Sore di kampung Margahayu. Lik Joni sedang asyik baca koran di lincak depan rumahnya. Sesekali ia tampak mengerenyitkan dahi, menggeleng-nggelengkan kepala sambil mengepalkan tangannya. Saking seriusnya, ia tak menyadari kedatangan den baguse Wiryo di sebelahnya.

"Ckckckckck.... yang lagi serius, sampe nggak tau situasi kiri kanan..," celetuk den baguse Wiryo sambil tangannya menepuk pundak lik Joni. "Lagi baca apa to Lik?" sambungnya.

"Oalah... kamu to Yo... ngagetin aja..!" seru lik Joni. "Ini lho... lagi baca berita soal para koruptor yang bebas karena mendapat grasi dan remisi dari Presiden.
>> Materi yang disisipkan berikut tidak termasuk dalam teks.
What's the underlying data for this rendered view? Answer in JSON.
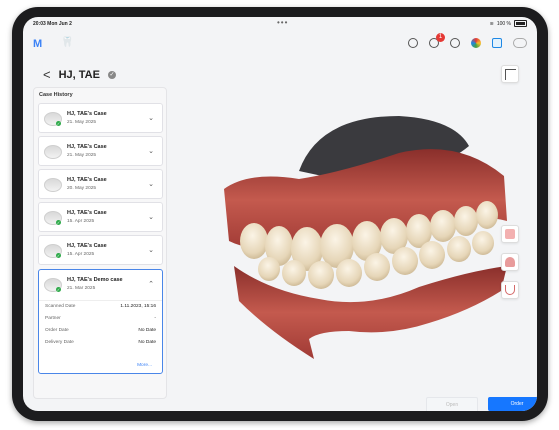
{
  "status_bar": {
    "time": "20:03 Mon Jun 2",
    "dots": "•••",
    "battery": "100 %"
  },
  "top_bar": {
    "logo_icon": "m-logo-icon",
    "tooth_icon": "tooth-icon",
    "notification_count": "1",
    "icons": [
      "user-circle-icon",
      "bell-icon",
      "settings-icon",
      "color-wheel-icon",
      "monitor-icon",
      "toggle-icon"
    ]
  },
  "patient": {
    "back": "<",
    "name": "HJ, TAE"
  },
  "sidebar": {
    "title": "Case History",
    "cases": [
      {
        "title": "HJ, TAE's Case",
        "date": "21. May 2025",
        "checked": true
      },
      {
        "title": "HJ, TAE's Case",
        "date": "21. May 2025",
        "checked": false
      },
      {
        "title": "HJ, TAE's Case",
        "date": "20. May 2025",
        "checked": false
      },
      {
        "title": "HJ, TAE's Case",
        "date": "15. Apr 2025",
        "checked": true
      },
      {
        "title": "HJ, TAE's Case",
        "date": "15. Apr 2025",
        "checked": true
      }
    ],
    "active_case": {
      "title": "HJ, TAE's Demo case",
      "date": "21. Mar 2025",
      "details": [
        {
          "label": "Scanned Date",
          "value": "1.11.2023, 15:16"
        },
        {
          "label": "Partner",
          "value": "-"
        },
        {
          "label": "Order Date",
          "value": "No Date"
        },
        {
          "label": "Delivery Date",
          "value": "No Date"
        }
      ],
      "more": "More..."
    }
  },
  "right_tools": [
    "layers-icon",
    "upper-jaw-icon",
    "lower-jaw-icon",
    "arch-icon"
  ],
  "buttons": {
    "open": "Open",
    "order": "Order"
  },
  "colors": {
    "accent": "#1677ff",
    "success": "#2eaa4a",
    "badge": "#e53935"
  }
}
Kok bisa-bisanya ya... padahal mereka itu kan sudah menyengsarakan rakyat? Uhhh... bikin ati kesel saja!" tambahnya.

"Hehehe... itulah Indonesia, Lik," sambar den baguse Wiryo. "Daripada mikirin itu terus... mending Lik Joni jawab pertanyaanku saja... " tambahnya.

"Pertanyaan apa Yo... kok kayaknya misterius banget?" tanya lik Joni penasaran.

"Lik Joni mau ndak, besok siang, jalan-jalan di pasar tanpa memakai apa pun alias telanjang bulat?"

“Wus… pertanyaan ngawur! Aku ndak bakalan mau walau dibayar berapa pun!” jawab lik Joni dengan nada tinggi.

“Kenapa, Lik?”

“Ya, malulah. Lha wong masih waras kok disuruh jalan sambil telanjang. Ada-ada saja kamu Yo…”

“Jadi karena malu ya Lik? Tapi kok, kita-kita yang berpakaian lengkap ini malah sering tidak punya malu?

“Maksudmu?”

“Coba Lik Joni liat dalam kehidupan sehari-hari, berapa banyak dari kita yang suka membuang sampah sembarangan dan mengotori tempat umum tanpa perasaan bersalah sedikit pun. Tengok pula di jalanan, banyak juga yang masih suka seenaknya sendiri; kebut-kebutan, nyelonong sembarangan tanpa mengindahkan lampu lalu lintas, parkir tidak pada tempatnya, tidak mau mematuhi peraturan lalu lintas, tidak sabaran, dan sikap tidak mau mengalah. Sering juga kita nggak mau antre dengan tertib. Yang penting aku terlebih dahulu… orang lain mah EGP. Trus orang-orang yang dikaruniai kepandaian, sering malah menggunakan kepandaiannya itu untuk ’ngibulin’ orang lain dan mencari keuntungan untuk diri sendiri. Kita-kita yang jadi wakil rakyat atau pemimpin juga sering tidak menepati janji. Bilangnya (dulu) pengen mensejahterakan rakyat.. eee la kok sekarang malah suka ribut sendiri dan ngurusi hal-hal yang nggak penting. Parahnya lagi banyak di antara mereka yang menggunakan kekuasaannya untuk memperkaya diri sendiri. Gilirannya ketangkep, masih bisa senyam-senyum karena merasa punya becking. Ahh… benar-benar enggak punya malu…” jelas den baguse Wiryo.

“Ohhh… gitu to… baru dong aku sekarang…” ujar lik Joni sambil manggut-manggut. ”Tapi, kita bisa apa dengan segala situasi tersebut?” sambungnya.

”Wah... pasti banyak Lik. Tapi kalau mengharapkan mereka berubah itu malah bisa bikin kita stress. Yang bisa kita lakukan adalah merubah diri kita sambil terus mendaraskan doa agar Tuhan memberi jalan terang untuk mereka. Juga, menumbuhkan kembali ’kemaluan’ dalam diri kita masing-masing. Malu kalau tidak bisa buang sampah pada tempatnya. Malu kalau tidak bisa tertib, entah di jalan atau di manapun. Malu kalau tidak menepati janji. Dan, malu jika hidup hanya menjadi batu sandungan untuk orang lain.”

Lik Joni terus manggut-manggut mendengar penjelasan den baguse Wiryo. Dalam hati ia berjanji untuk lebih merasakan rasa malunya agar hidupnya semakin berarti dan berguna bagi sesama dan lingkungan.